Abeilles
L'abeille, cet insecte que la plupart confond, au moins de nom, avec la guêpe, qui fait peur parce qu'elle pique, est une grande inconnue de ceux qui ne la connaissent pas ! Non, non ce n'est pas une erreur :
Quand on ne connait pas l'abeille, on la craint, si on la connait, on l'aime.
C'est,me direz-vous, vrai de tout.
Pour moi l'abeille est une cellule très sophistiquée d'un corps qui est la ruche.
Ce qui est paradoxale dans cette définition est le fait que jamais ce corps n'a eu de nom :
ruche le désigne par métonymie du nom de son abri et vient de la matière du premier d'entre eux, utilisée par les gaulois et les romains : l'écorce de chêne liège.
L'essaim est bien ce corps, mais en déplacement, au moment de la reproduction.
La colonie peut-être, pourrait le définir, mais ce terme n'est employé que dans un contexte
« technique ».
Il semble donc qu'il y ait un trou dans le temps et que jamais l'homme ne l'a observée ni nommée avant de penser à la piller. L'abeille, depuis toujours fait partie de la vie humaine, puisque elle l'a précédée.
Or l'abeille ne peut pas survivre seule, elle n'existe que par sa tâche, son rôle essentiel dans la santé de ce corps. Aucun homme n'a eu de relation avec une abeille – sauf à lui offrir une goutte de miel quand on en croise une, épuisée, derrière nos carreaux, ou l'hiver, prise par l'ombre( au dessous de 14°, celle-ci tombe en catalepsie).
Avec une ruche, oui ; la ruche a un caractère différent de sa voisine ; néanmoins, il n'y a pas de relations conniventes entre l'homme et l'insecte.
Et cela en fait quelque chose de très spécial. Je me demande si ce n'est pas une relation unique.
Donc, quand on parle de l'abeille, on parle de la ruche, on parle de l'essaim, son organisation parfaite, son rôle dans l'écosystème et, pour les plus modernes, de sa rentabilité.
À l'origine, l'homme pressait les « gâteaux de miel », il détruisait sûrement au passage une partie du couvain dans les ruches qu'il avait préparées ( écorces d'arbres d'abord, puis paniers tressés) et tuait la ruche sur les colonies sauvages.
La première fois que l'on ouvre une ruche devant vous – en général, vous tenez l'enfumoir, ce petit four muni d'un soufflet dans lequel on maintient un feu sans flamme qui crache une épaisse fumée par son bec ; la fumée est vécue par les abeilles comme une menace et, quand elles sont menacées, les abeilles plongent dans les alvéoles pour se gaver de miel, pouvoir faire face, peut-être, à des heures ou des jours d'errance ;- un monde absolument nouveau s'offre à vous, un monde sensoriel.
L'odeur d'abord : miel, propolis, pollen ( la cire est dépourvue de parfum), venin ( le venin d'abeille sent très bon), un mélange jamais senti et merveilleux.
Une odeur généreuse qui ne rappelle rien et qui semble pourtant connue depuis toujours, un festival de sens en émoi devant cet inconnu.
Mais bien sûr, une odeur ne peut s'écrire ; les mots, on les pose après et encore sont-ils inaptes à décrire la sensation.

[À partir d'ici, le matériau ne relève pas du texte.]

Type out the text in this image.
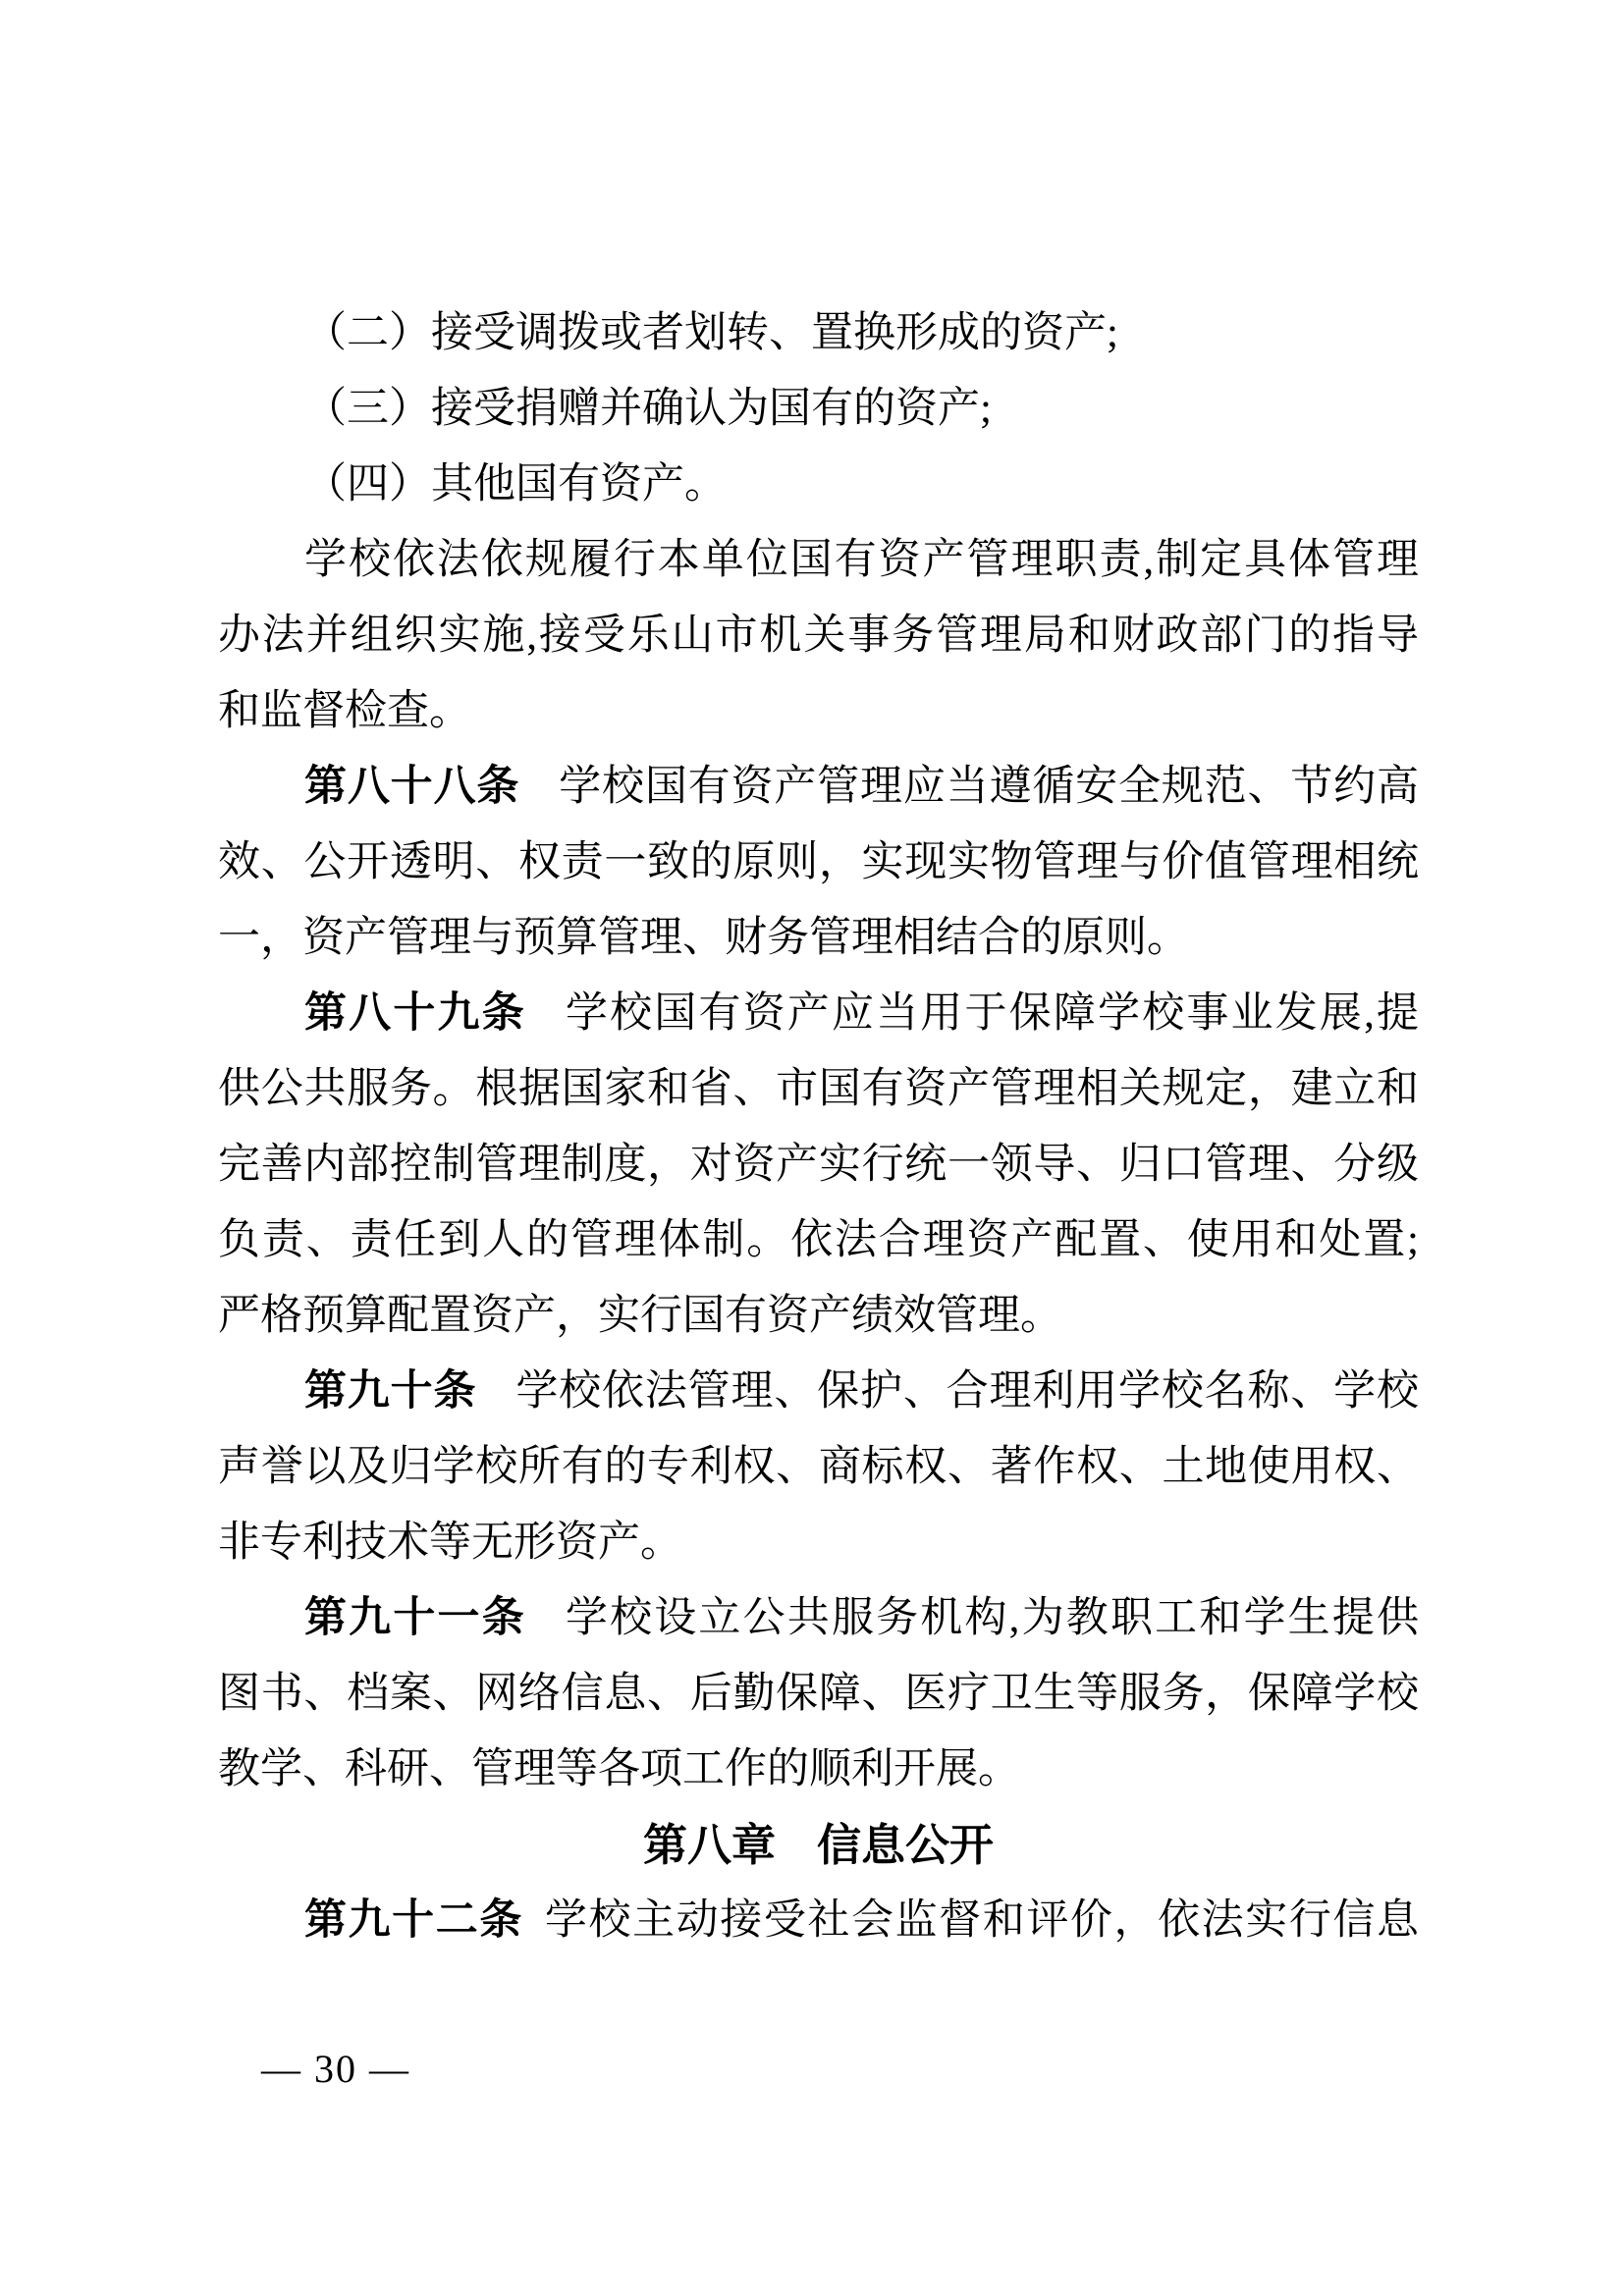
（二）接受调拨或者划转、置换形成的资产;
（三）接受捐赠并确认为国有的资产;
（四）其他国有资产。
学校依法依规履行本单位国有资产管理职责,制定具体管理
办法并组织实施,接受乐山市机关事务管理局和财政部门的指导
和监督检查。
第八十八条 学校国有资产管理应当遵循安全规范、节约高
效、公开透明、权责一致的原则，实现实物管理与价值管理相统
一，资产管理与预算管理、财务管理相结合的原则。
第八十九条 学校国有资产应当用于保障学校事业发展,提
供公共服务。根据国家和省、市国有资产管理相关规定，建立和
完善内部控制管理制度，对资产实行统一领导、归口管理、分级
负责、责任到人的管理体制。依法合理资产配置、使用和处置;
严格预算配置资产，实行国有资产绩效管理。
第九十条 学校依法管理、保护、合理利用学校名称、学校
声誉以及归学校所有的专利权、商标权、著作权、土地使用权、
非专利技术等无形资产。
第九十一条 学校设立公共服务机构,为教职工和学生提供
图书、档案、网络信息、后勤保障、医疗卫生等服务，保障学校
教学、科研、管理等各项工作的顺利开展。
第八章 信息公开
第九十二条 学校主动接受社会监督和评价，依法实行信息
— 30 —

C'est une odeur unique qu'il faut aller découvrir.
Le bruit : un bourdonnement sourd, chaud de menaces sans frayeur, un tonnerre très lointain, le vrombissement des ailes, étouffé par l'espace réduit, résonne néanmoins. Si l'inquiétude domine : vous ne serez jamais apiculteurs. Si l'émerveillement domine, vous pourrez vous y mettre.
Le spectacle : vous oubliez l'artifice des cadres alignés, pré cirés, la boite au toit de tôle, au couvre cadres de curieuse architecture.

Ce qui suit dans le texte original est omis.